Sebagai bagian dari komitmen untuk menggalang elektrifikasi Indonesia, BYD Indonesia terus mencoba untuk menguatkan jaringan diler. Saat ini, terdapat 35 dealer BYD yang mana tersebar pada 20 kota, dan juga akan terus tumbuh hingga mencapai 80 lokasi diler hingga akhir tahun 2025.
Selain itu, BYD telah dilakukan mengambil langkah strategis dengan menjalankan realisasi penyelenggaraan prasarana pabrik yang dimaksud akan selesai di tempat akhir tahun 2025. Hal ini merupakan bentuk komitmen untuk mengupayakan mobilitas ramah lingkungan yang mana menjadi tujuan pemerintah Indonesia.
General Manager BYD Asia Pacific, Liu Xueliang mengungkapkan optimisme pada berkontribusi pada pengembangan masa depan lapangan usaha kendaraan listrik dalam Indonesia.
“Sebagai salah satu pelaku utama pada sektor kendaraan listrik, BYD akan terus membantu upaya pemerintah Indonesia pada mempercepat sistem ekologi kendaraan listrik.

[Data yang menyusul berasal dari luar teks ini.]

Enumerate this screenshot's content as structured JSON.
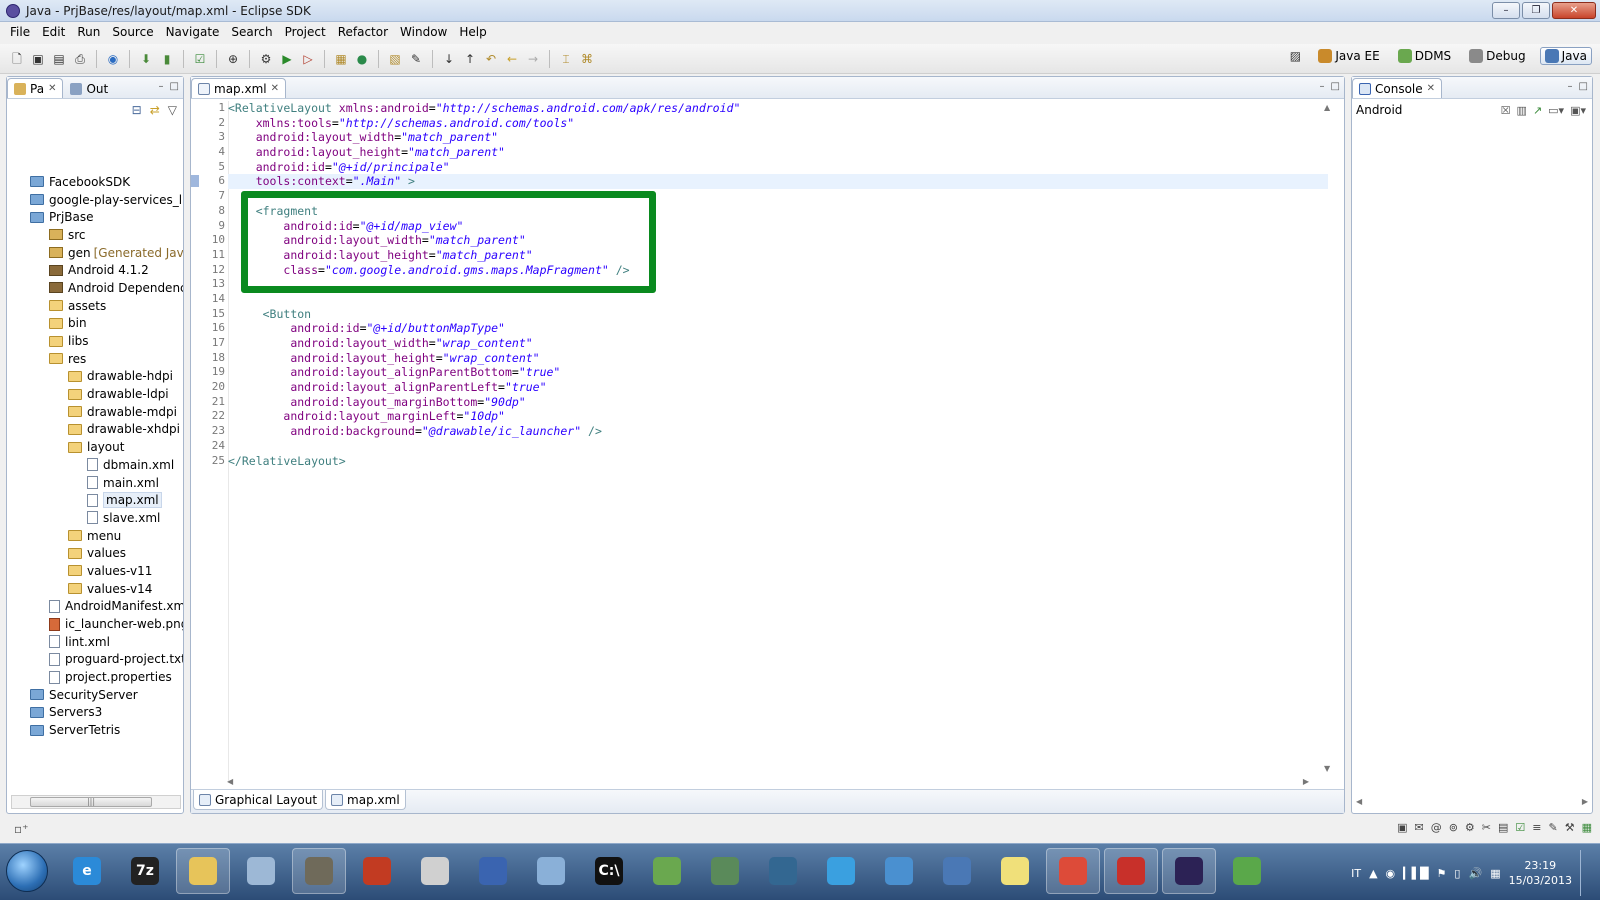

Karenanya, kami berazam untuk merealisasikan pengerjaan infrastruktur pabrik BYD di dalam Indonesia yang digunakan dapat membuka potensi pengembangan teknologi seperti elemen penyimpan daya untuk ragam kendaraan New Energy Vehicles termasuk EV kemudian PHEV,” ucapnya.
Fasilitas pabrik ini akan berlokasi di dalam Subang, Jawa Barat, dengan kapasitas produksi hingga 150.000 unit per tahun. Sekitar lebih lanjut dari 18.000 kesempatan pekerjaan baru akan tercipta di tempat berbagai sektor dengan dibukanya fasilitaspabrikini.